Durant ces années, le Père écrit un livre sur les trois outrages infligés à Notre-Seigneur par les sociétés modernes: la crise de l’autorité et les désordres qu’elle entraîne constituent un affront à l’autorité du Christ-Roi; l’immoralité, et en particulier l’impudicité dans l’habillement, outragent la sainteté du Christ; la crise des vocations sacerdotales et religieuses diminue l’honneur dû au Christ. En Belgique, s’adressant à une foule de femmes et jeunes filles, le Père Mateo affirme: «Il n’y a pas de christianisme sans la chasteté. Il n’y a pas de chasteté sans modestie».

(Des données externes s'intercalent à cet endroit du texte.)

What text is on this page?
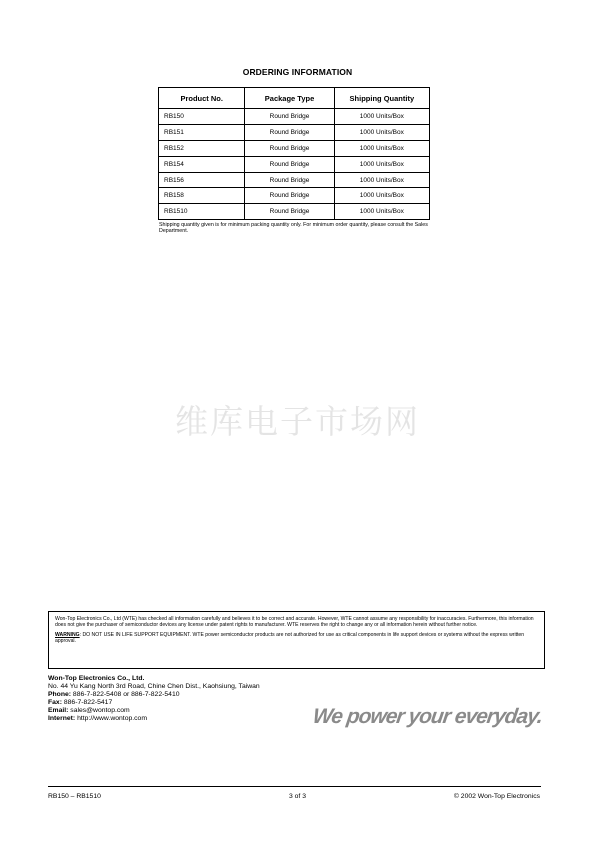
ORDERING INFORMATION
Product No.	Package Type	Shipping Quantity
RB150	Round Bridge	1000 Units/Box
RB151	Round Bridge	1000 Units/Box
RB152	Round Bridge	1000 Units/Box
RB154	Round Bridge	1000 Units/Box
RB156	Round Bridge	1000 Units/Box
RB158	Round Bridge	1000 Units/Box
RB1510	Round Bridge	1000 Units/Box
Shipping quantity given is for minimum packing quantity only. For minimum order quantity, please consult the Sales Department.
维库电子市场网

Won-Top Electronics Co., Ltd (WTE) has checked all information carefully and believes it to be correct and accurate. However, WTE cannot assume any responsibility for inaccuracies. Furthermore, this information does not give the purchaser of semiconductor devices any license under patent rights to manufacturer. WTE reserves the right to change any or all information herein without further notice.

WARNING: DO NOT USE IN LIFE SUPPORT EQUIPMENT. WTE power semiconductor products are not authorized for use as critical components in life support devices or systems without the express written approval.

Won-Top Electronics Co., Ltd.
No. 44 Yu Kang North 3rd Road, Chine Chen Dist., Kaohsiung, Taiwan
Phone: 886-7-822-5408 or 886-7-822-5410
Fax: 886-7-822-5417
Email: sales@wontop.com
Internet: http://www.wontop.com	We power your everyday.
RB150 – RB1510	3 of 3	© 2002 Won-Top Electronics
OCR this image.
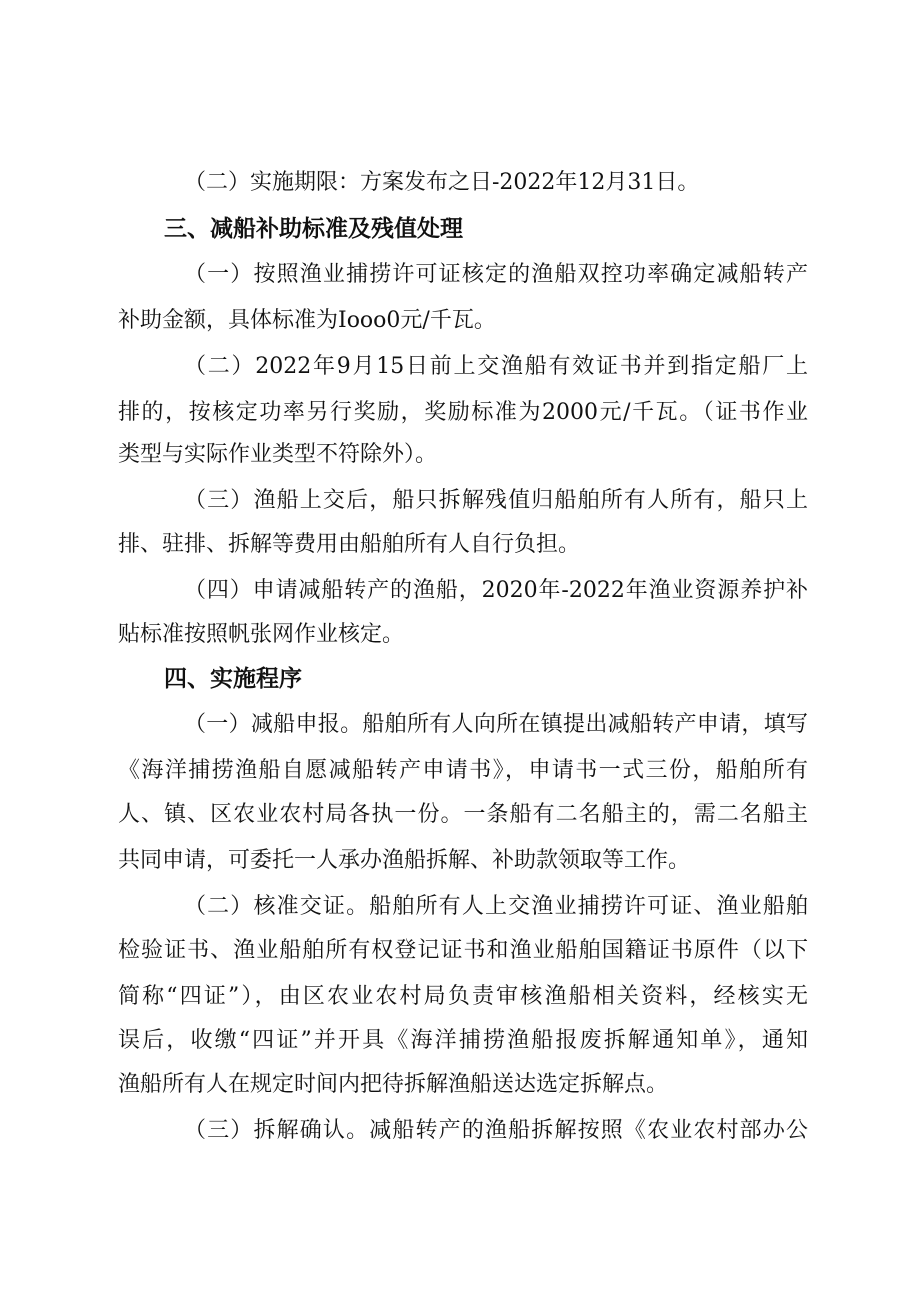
（二）实施期限：方案发布之日-2022年12月31日。
三、减船补助标准及残值处理
（一）按照渔业捕捞许可证核定的渔船双控功率确定减船转产
补助金额，具体标准为Iooo0元/千瓦。
（二）2022年9月15日前上交渔船有效证书并到指定船厂上
排的，按核定功率另行奖励，奖励标准为2000元/千瓦。（证书作业
类型与实际作业类型不符除外）。
（三）渔船上交后，船只拆解残值归船舶所有人所有，船只上
排、驻排、拆解等费用由船舶所有人自行负担。
（四）申请减船转产的渔船，2020年-2022年渔业资源养护补
贴标准按照帆张网作业核定。
四、实施程序
（一）减船申报。船舶所有人向所在镇提出减船转产申请，填写
《海洋捕捞渔船自愿减船转产申请书》，申请书一式三份，船舶所有
人、镇、区农业农村局各执一份。一条船有二名船主的，需二名船主
共同申请，可委托一人承办渔船拆解、补助款领取等工作。
（二）核准交证。船舶所有人上交渔业捕捞许可证、渔业船舶
检验证书、渔业船舶所有权登记证书和渔业船舶国籍证书原件（以下
简称“四证”），由区农业农村局负责审核渔船相关资料，经核实无
误后，收缴“四证”并开具《海洋捕捞渔船报废拆解通知单》，通知
渔船所有人在规定时间内把待拆解渔船送达选定拆解点。
（三）拆解确认。减船转产的渔船拆解按照《农业农村部办公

Le 25 janvier 1935, il s’embarque pour l’Extrême-Orient. Lors de cette tournée, il apprend le décès de sa mère. Sur son image mortuaire, il inscrit ces mots qu’elle lui avait écrits: «Comme je voudrais te voir avant de mourir! Mais je fais volontiers le sacrifice de ce désir afin d’être, avec toi, apôtre du Coeur de Jésus. Oui, prêche, prêche toujours, et les larmes de ta mère arroseront la graine semée par son prêtre». Le Père parcourt l’Orient, multipliant conférences et retraites, invitant prêtres, religieux et fidèles à revenir à la source de la vie chrétienne: l’amour du Coeur du Christ. Aux prêtres en particulier, appelés à devenir apôtres du Sacré-Coeur, son mot d’ordre est: «Qualis Missa, talis Sacerdos», un prêtre vaut ce que vaut sa Messe. Dans le même sens, le Pape Jean-Paul II disait: «Un prêtre vaut ce que vaut sa vie eucharistique, sa Messe surtout. Messe sans amour, prêtre stérile; Messe fervente, prêtre conquérant d’âmes. Dévotion eucharistique négligée et sans amour, prêtre en danger de se perdre» (16 février 1984).
«Mourir avant de mourir»
Les dernières années de la vie du Père Mateo sont un calvaire. Atteint par la maladie, il s’en remet totalement au Seigneur. «Il est sage de mourir avant de mourir, écrit-il. Voilà une pénitence dont j’avais besoin. Il m’est bon d’avoir été affligé (Ps. 118)». Il avait dit: «Lorsque je ne pourrai plus prêcher, j’écrirai; lorsque je ne pourrai plus écrire, je prierai; lorsque je ne pourrai plus prier, je pourrai toujours aimer en souffrant et souffrir en aimant». En février 1956, le Père Mateo regagne Valparaiso au Chili, berceau de sa vie religieuse. Atteint d’une leucémie, il doit consentir à l’amputation d’une jambe gangrenée. Le matin du 4 mai 1960, l’artère de la jambe amputée se rompt; emporté par l’hémorragie, le Père Mateo s’endort paisiblement après avoir reçu l’Extrême-Onction.
Dans les Litanies du Sacré-Coeur, l’Église invoque Jésus comme «Roi et Centre de tous les coeurs». Supplions-Le, à l’exemple du Père Mateo, d’accorder à toutes les familles de rester unies par la prière, la réception des sacrements, et le support mutuel. Ainsi, le monde entier, soumis enfin à son joug si doux, connaîtra un temps de paix, favorable au salut des âmes.